Australia has more reptile species than any other country; we are home to about 10% of the world’s species.
Research published today in Pacific Conservation Biology has highlighted that many of these uniquely Australian species are under threat.
The study predicts that 11 species of snakes and lizards are likely to become extinct by 2040 unless there is a stepping up of conservation action, and identifies the 20 snakes and lizards at most risk of extinction.
The Threatened Species Recovery Hub conducted the research as part of the Australian Government's National Environmental Science Program.
The research team included 27 reptile specialists from universities, government agencies, zoos and museums across the country.
Australia’s most imperilled reptile is the Victoria grassland earless dragon, which was once fairly common in grasslands west of Melbourne but has not been recorded since 1969.
More than half (11) of the imperilled snake and lizard species are found in Queensland.
Western Australia has three species on the list, two are from Christmas Island, and the Australian Capital Territory, the Northern Territory, Victoria and New South Wales each have one species.
Lead author, Charles Darwin University Researcher Hayley Geyle, said the conservation of Australian reptiles has received a lot less attention than birds or mammals, but this needs to change if we are to prevent extinctions.
“This research helps to prevent extinctions. By identifying the species at most risk we aim to give governments, conservation groups and the community time to implement emergency conservation actions before it is too late,”Ms Geyle said.
“Invasive plant and animal species are the most common threats to imperilled snakes and lizards, followed by agriculture, altered fire regimes and climate change.
“Although most of the species we identified were historically more widespread, each now occurs in a relatively small area. This makes them vulnerable to extinctions caused by single catastrophic events, such as a large fire.”
Australian reptile expert Associate Professor David Chapple from the School of Biological Sciences at Monash University, who is a co-author of the study, said there have been widespread declines of Australian reptiles over recent decades.
“A lack of monitoring is another problem hampering reptile conservation; without adequate monitoring species can slip to extinction without it being noticed,” Chapple said.
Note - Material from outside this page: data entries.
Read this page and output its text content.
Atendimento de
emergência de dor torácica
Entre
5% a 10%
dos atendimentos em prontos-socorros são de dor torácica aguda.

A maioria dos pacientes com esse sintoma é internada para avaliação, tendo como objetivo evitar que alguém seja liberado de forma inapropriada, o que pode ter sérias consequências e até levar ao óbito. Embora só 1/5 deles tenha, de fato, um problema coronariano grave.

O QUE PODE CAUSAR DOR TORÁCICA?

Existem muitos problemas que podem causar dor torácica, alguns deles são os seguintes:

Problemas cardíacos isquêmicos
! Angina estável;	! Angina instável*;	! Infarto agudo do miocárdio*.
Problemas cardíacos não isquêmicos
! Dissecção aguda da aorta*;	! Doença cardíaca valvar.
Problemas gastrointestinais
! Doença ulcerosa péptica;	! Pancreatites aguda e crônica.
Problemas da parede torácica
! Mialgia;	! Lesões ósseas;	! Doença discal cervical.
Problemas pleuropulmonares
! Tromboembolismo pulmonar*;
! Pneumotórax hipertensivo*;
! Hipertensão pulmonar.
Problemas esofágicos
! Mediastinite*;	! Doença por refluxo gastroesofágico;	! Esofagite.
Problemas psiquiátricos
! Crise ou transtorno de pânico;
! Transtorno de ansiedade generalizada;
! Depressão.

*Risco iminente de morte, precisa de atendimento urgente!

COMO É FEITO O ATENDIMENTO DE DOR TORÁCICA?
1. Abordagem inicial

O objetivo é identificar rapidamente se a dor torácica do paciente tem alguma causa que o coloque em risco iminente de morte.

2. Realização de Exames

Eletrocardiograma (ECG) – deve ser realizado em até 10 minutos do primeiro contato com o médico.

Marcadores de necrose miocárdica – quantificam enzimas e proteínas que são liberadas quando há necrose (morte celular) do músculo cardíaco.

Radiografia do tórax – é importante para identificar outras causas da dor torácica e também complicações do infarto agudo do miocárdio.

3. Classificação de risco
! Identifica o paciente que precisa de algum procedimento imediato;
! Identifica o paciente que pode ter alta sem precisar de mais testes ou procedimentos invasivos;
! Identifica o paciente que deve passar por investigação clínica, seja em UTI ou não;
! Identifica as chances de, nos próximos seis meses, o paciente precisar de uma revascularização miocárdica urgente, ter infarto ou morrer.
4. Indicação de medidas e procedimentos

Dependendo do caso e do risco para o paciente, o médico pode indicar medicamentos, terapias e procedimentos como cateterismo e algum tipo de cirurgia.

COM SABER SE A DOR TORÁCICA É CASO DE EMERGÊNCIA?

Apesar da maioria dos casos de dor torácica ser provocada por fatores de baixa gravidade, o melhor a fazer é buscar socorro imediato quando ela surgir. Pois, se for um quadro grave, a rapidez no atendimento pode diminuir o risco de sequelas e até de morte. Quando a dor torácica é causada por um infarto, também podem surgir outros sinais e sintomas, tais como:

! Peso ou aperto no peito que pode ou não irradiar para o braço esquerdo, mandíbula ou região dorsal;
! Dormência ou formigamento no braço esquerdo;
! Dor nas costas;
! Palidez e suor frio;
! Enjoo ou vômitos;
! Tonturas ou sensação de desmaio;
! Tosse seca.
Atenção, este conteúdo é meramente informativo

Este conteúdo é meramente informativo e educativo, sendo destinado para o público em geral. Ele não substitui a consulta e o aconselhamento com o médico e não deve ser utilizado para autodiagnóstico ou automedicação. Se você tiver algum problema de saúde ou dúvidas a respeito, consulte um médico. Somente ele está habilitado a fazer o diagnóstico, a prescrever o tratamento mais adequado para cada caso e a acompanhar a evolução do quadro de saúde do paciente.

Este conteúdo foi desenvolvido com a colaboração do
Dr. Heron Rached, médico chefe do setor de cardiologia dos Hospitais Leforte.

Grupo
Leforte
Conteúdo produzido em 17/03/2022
“Undetected extinctions are likely to have already taken place.
“New Australian reptile species are still being uncovered by scientists, and at the point that we discover them many are already close to extinction.
Professor John Woinarski from Charles Darwin University, is a co-author of the study and a member of the Australian Government’s Wildlife and threatened species bushfire recovery Expert Panel.
“At least 23 Australian reptile species were substantially affected by the 2019-20 bushfires, including five considered in this study,” Professor Woinarski said
“It is still too early to determine the short- and long-term impacts of the fires for individual species, but it has probably pushed some closer to extinction.”
The study is part of a broader project by the Australian Government’s National Environmental Science Program to identify the Australian plants and animals at most risk of extinction.
Australia’s most imperilled birds and mammals were identified in 2018, which has led to new survey and conservation efforts for many of those species by government and non-government groups.